Ya sé a quién voy a votar en estas elecciones.

La verdad es que esa decisión fue tomada luego de algo que me pasó. Hace unos días contraté a una persona para que me instale una alarma en casa, porque –como todos sabemos- así no se puede vivir. Resulta que el tipo que me colocó el sistema de seguridad resultó ser un ladrón, que se quedó con todas mis pertenencias y me dejó encerrado en mi propia casa. Antes de huir, el muy turro activó la alarma y no me pasó la clave.

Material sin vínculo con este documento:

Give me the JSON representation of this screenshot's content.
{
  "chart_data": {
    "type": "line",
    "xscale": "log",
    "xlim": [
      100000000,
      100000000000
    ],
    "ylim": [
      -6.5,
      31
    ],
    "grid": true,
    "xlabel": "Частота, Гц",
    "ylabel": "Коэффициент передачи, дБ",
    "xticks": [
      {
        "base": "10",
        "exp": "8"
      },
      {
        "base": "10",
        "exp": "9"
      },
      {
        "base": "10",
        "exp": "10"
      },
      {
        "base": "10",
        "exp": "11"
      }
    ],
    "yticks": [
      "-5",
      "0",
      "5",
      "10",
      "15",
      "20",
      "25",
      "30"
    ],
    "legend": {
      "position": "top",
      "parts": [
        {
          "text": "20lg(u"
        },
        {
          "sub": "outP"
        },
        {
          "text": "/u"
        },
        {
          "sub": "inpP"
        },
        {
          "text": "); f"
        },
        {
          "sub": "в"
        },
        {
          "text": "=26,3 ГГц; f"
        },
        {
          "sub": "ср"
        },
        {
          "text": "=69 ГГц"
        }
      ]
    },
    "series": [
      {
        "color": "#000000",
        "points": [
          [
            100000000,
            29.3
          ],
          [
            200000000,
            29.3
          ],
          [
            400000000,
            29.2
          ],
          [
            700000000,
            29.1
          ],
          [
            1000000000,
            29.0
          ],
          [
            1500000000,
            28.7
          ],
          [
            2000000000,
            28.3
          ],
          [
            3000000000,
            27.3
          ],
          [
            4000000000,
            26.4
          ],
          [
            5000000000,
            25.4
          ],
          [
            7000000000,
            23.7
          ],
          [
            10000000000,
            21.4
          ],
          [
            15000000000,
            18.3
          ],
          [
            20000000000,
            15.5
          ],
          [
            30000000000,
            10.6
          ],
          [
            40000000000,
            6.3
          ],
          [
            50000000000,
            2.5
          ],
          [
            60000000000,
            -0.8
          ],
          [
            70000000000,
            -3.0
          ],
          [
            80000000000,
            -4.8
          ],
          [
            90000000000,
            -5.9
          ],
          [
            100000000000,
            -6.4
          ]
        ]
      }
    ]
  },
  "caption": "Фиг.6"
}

“Adiviná: es el nombre de mi perro”, exclamó mientras se llevaba cosas de muchísimo valor, como joyas, dinero en efectivo y un sobre de queso rallado.

Afortunadamente, cuando el malviviente se disponía a escapar, fue atacado en la vereda por otro malhechor, quien le disparó en la vereda y le quitó el botín.

Pero como todos sabemos, el crimen no paga (Alvarado tampoco, pero ése es otro tema). Fue así que el ladrón que asaltó al delincuente que me robó subió a una camioneta y salió raudamente, chocando en la esquina contra una moto en donde venían otros tres cacos que escapaban de la policía luego de haber reventado un polirrubro.

Para colmo, cuando finalmente pude salir de casa para efectuar la denuncia (afortunadamente el perro del instalador de alarmas se llamaba “123456”), fui atropellado por una camioneta de Prefectura. Yo sabía que esto de sacar las Fuerzas Federales a la calle iba a traer problemas, pero no pensé que los iba a traer tan rápido.

Así no se puede vivir tranquilo.

Yo soy un marplatense como cualquier otro. Me levanto temprano, leo el único diario de la ciudad y le creo, escucho radio y les creo a los periodistas que se la juegan día a día para denunciar injusticias. Como casi todos alguna vez en Mar del Plata, he jugado al fútbol en el Parque Camet, he ido a escuchar al santiagueño que cuenta chistes en la Rambla, le tengo miedo a la juventud y me he robado un par de zapatillas en la casa de deportes de Peatonal y Santa Fe. Y como cualquier marplatense de ley, yo también le he dibujado con aerosol un órgano genital de grandes dimensiones al pato de fibrocemento que está camino al Faro.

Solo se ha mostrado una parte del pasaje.